Grueling GUIs

I always marvel at the lack of sense when engineers (or perhaps marketing departments?) design numbingly dumb user interfaces. All through our lives.

Start/Stop or Stop/Start? Babylonian confusion reigns

Things like:

  • A “no right turn on red” sign used to say “no right turn on red”. Now it is a picture with a traffic light showing red, and an arrow underneath that, and a line through the arrow. Such pictograms are not optimal in conveying meaning: they  make you waste brain cycles on working out what they mean. If you mean “no right turn on red”, just say that, not code that the reader has to decipher.
  • The keyless on/off switch in the American Mercedes Benz M-class says “ENGINE START / ENGINE STOP”. On the Canadian version, pictured above, alas, we get the pictogram combo in the picture above: an almost complete circular arrow above, and a similar almost complete circular arrow with a line or two through it, below. Or the other way around if you insert the key fob the wrong way – there’s no guide as to how it goes. Huh? (Personally, marketers, I could not care less about Quebec: I do not want to waste my time working out what these things mean.)
  • And Mercedes’s gear lever – also so confusing I am amazed it has not yet led to lawsuits. See below.
  • And the button for closing the rear lid has two buttons – one of which says STOP, followed by a pictogram. Huh? I have never not hesitated before closing the lid. And that is dumb. I have these cycles only once in a lifetime, guys, don’t make me waste them.
  • Same for the front and rear window heater buttons we all have in our cars. Anyone else here never know whether the square one is front, or whether the slightly trapezoid symbol means front? So help me God, I have been driving over 30 years and still do not (and will never) know. Tell me FRONT HEAT and REAR HEAT. If aircraft had these stupid icon symbols, do you have any idea how many terrible crashes we would see every week?

In aircraft, sense often prevailed. In WW2, when inexperienced pilots flew, the engineers who made aircraft changed the flap lever to look like a flap, and the gear lever to look like a wheel. Now that is clever.

To make sense, that "P" should be on the left!

And why this ramble about dumb interfaces? Because cameras have them too.

  • Nikon menus with tabs on the left: no-one gets that, Nikon. And worse – more functions than screen space, so there is a scroll bar. Only no-one knows it’s a scroll bar.
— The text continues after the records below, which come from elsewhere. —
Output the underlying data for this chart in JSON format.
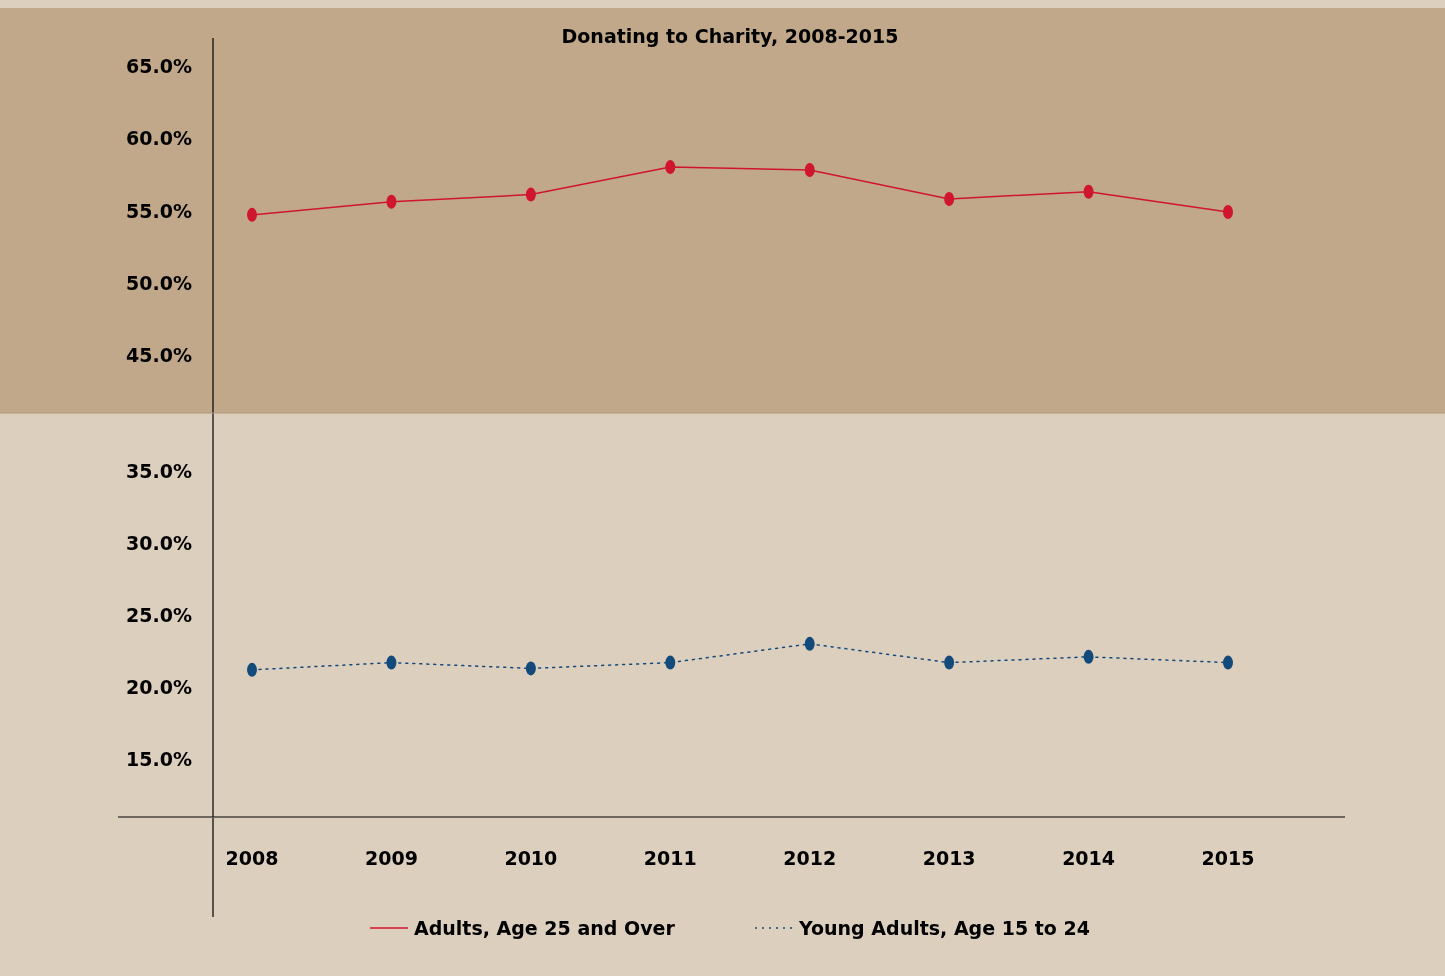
{
  "chart_data": [
    {
      "type": "line",
      "title": "Donating to Charity, 2008-2015",
      "categories": [
        "2008",
        "2009",
        "2010",
        "2011",
        "2012",
        "2013",
        "2014",
        "2015"
      ],
      "series": [
        {
          "name": "Adults, Age 25 and Over",
          "color": "#d0152f",
          "values": [
            54.7,
            55.6,
            56.1,
            58.0,
            57.8,
            55.8,
            56.3,
            54.9
          ]
        }
      ],
      "ylim": [
        41,
        69
      ],
      "yticks": [
        {
          "value": 45,
          "label": "45.0%"
        },
        {
          "value": 50,
          "label": "50.0%"
        },
        {
          "value": 55,
          "label": "55.0%"
        },
        {
          "value": 60,
          "label": "60.0%"
        },
        {
          "value": 65,
          "label": "65.0%"
        }
      ],
      "tick_labels": "y",
      "marker": "circle",
      "line_style": "solid",
      "legend": "bottom"
    },
    {
      "type": "line",
      "categories": [
        "2008",
        "2009",
        "2010",
        "2011",
        "2012",
        "2013",
        "2014",
        "2015"
      ],
      "series": [
        {
          "name": "Young Adults, Age 15 to 24",
          "color": "#134a7c",
          "values": [
            21.2,
            21.7,
            21.3,
            21.7,
            23.0,
            21.7,
            22.1,
            21.7
          ]
        }
      ],
      "ylim": [
        11,
        39
      ],
      "yticks": [
        {
          "value": 15,
          "label": "15.0%"
        },
        {
          "value": 20,
          "label": "20.0%"
        },
        {
          "value": 25,
          "label": "25.0%"
        },
        {
          "value": 30,
          "label": "30.0%"
        },
        {
          "value": 35,
          "label": "35.0%"
        }
      ],
      "marker": "circle",
      "line_style": "dotted",
      "legend": "bottom"
    }
  ]
}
The local Nikon rep once said “no-one has ever told me that”. Well, I have trained 10,000 more people than Mr Nikon there, and let me tell you, I am right and he is wrong. That interface is dumb.
  • Nikon and scales that are the wrong way around (+ 0 – rather than the usual – 0 +).
  • Sony and its incredibly poorly designed menus where one tab turns into three tabs when you scroll right.
  • Canon’s terminology – “AI Servo” (really. “AI Servo”. We discuss artificial intelligence and servo motors in consumer devices, in a world where most people cannot multiply 1,000 x 1,000) and “One shot”, when you mean “Continuous focusing” and “Lock focusing”. Who on earth designed this jargon!
  • Canon and Nikon and the interfaces on the flashes – I have been operating SB-x00 and 430/580 EX flashes for many years and the interfaces with all the buttons that do multiple things depending on the order you press them in still make me tut-tut-tut.
  • Fuji with dials that all turn the wrong way… anticlockwise for higher ISO and exposure, and clockwise for lower ISO and exposure.

The list goes on, and on. So if you sometimes think you must be dumb for not getting it: you are not dumb. If the system seems confusing, that is because it is confusing. A truism, perhaps, but it’s true. (* Yes, that was humour).
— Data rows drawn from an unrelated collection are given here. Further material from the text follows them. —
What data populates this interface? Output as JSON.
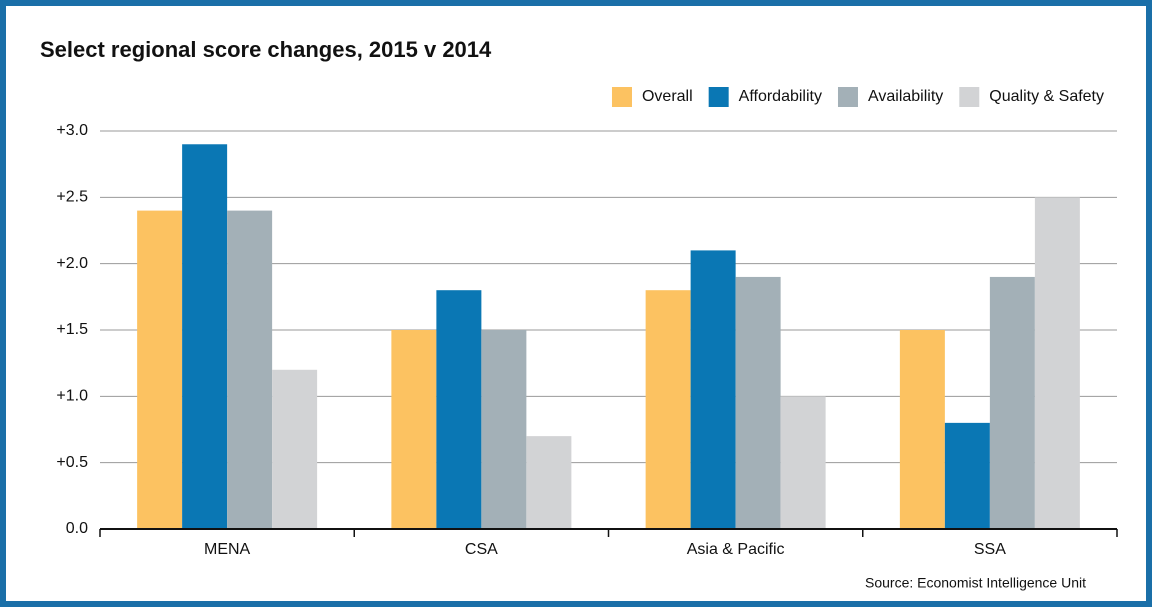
{
  "chart_data": {
    "type": "bar",
    "title": "Select regional score changes, 2015 v 2014",
    "categories": [
      "MENA",
      "CSA",
      "Asia & Pacific",
      "SSA"
    ],
    "series": [
      {
        "name": "Overall",
        "color": "#fcc261",
        "values": [
          2.4,
          1.5,
          1.8,
          1.5
        ]
      },
      {
        "name": "Affordability",
        "color": "#0a77b4",
        "values": [
          2.9,
          1.8,
          2.1,
          0.8
        ]
      },
      {
        "name": "Availability",
        "color": "#a3b0b7",
        "values": [
          2.4,
          1.5,
          1.9,
          1.9
        ]
      },
      {
        "name": "Quality & Safety",
        "color": "#d2d3d5",
        "values": [
          1.2,
          0.7,
          1.0,
          2.5
        ]
      }
    ],
    "ylim": [
      0,
      3
    ],
    "yticks": [
      {
        "value": 0,
        "label": "0.0"
      },
      {
        "value": 0.5,
        "label": "+0.5"
      },
      {
        "value": 1,
        "label": "+1.0"
      },
      {
        "value": 1.5,
        "label": "+1.5"
      },
      {
        "value": 2,
        "label": "+2.0"
      },
      {
        "value": 2.5,
        "label": "+2.5"
      },
      {
        "value": 3,
        "label": "+3.0"
      }
    ],
    "grid": true,
    "legend": "top-right",
    "source": "Source: Economist Intelligence Unit"
  }
}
The sad thing is that this poor design is avoidable. A few focus groups should do it. Or at least hiring a competent UI designer. Cancel a few corporate lunches and you get your money back.

I await the day that Apple designs a camera. Of course it will only be able to be operated in Apple’s prescribed manner, and you will need annual licenses to use it – but at least it will be logical.
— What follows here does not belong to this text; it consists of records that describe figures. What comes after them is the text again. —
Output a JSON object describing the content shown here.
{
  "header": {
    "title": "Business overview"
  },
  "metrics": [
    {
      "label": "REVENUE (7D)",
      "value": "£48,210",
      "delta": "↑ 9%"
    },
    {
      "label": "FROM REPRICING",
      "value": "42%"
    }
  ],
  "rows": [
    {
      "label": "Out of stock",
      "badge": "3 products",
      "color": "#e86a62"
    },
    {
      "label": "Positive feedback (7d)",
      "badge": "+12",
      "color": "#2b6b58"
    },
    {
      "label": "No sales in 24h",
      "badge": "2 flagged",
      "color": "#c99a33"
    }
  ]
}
What other poor design have you seen in cameras? And how would you improve it?

 

 

5 thoughts on “Grueling GUIs

  1. Funnily enough, Apply did design a camera back in the mid 90s. however, they built them in partnership with Kodak and then with Fujifilm, so I guess it wasn’t all them. (It was called the Apple QuickTake….look it up!)

    I do understand the point of this post and I completely agree….every camera maker should be doing something to simplify their cameras.

    • True, wow, last from the past. Mmm… Was that in the Jobs days?

      Yes, simplifying just by creating clearer interfaces, no by creating even more modes. Do focus group tests, and find out what hear and see in my daily teaching.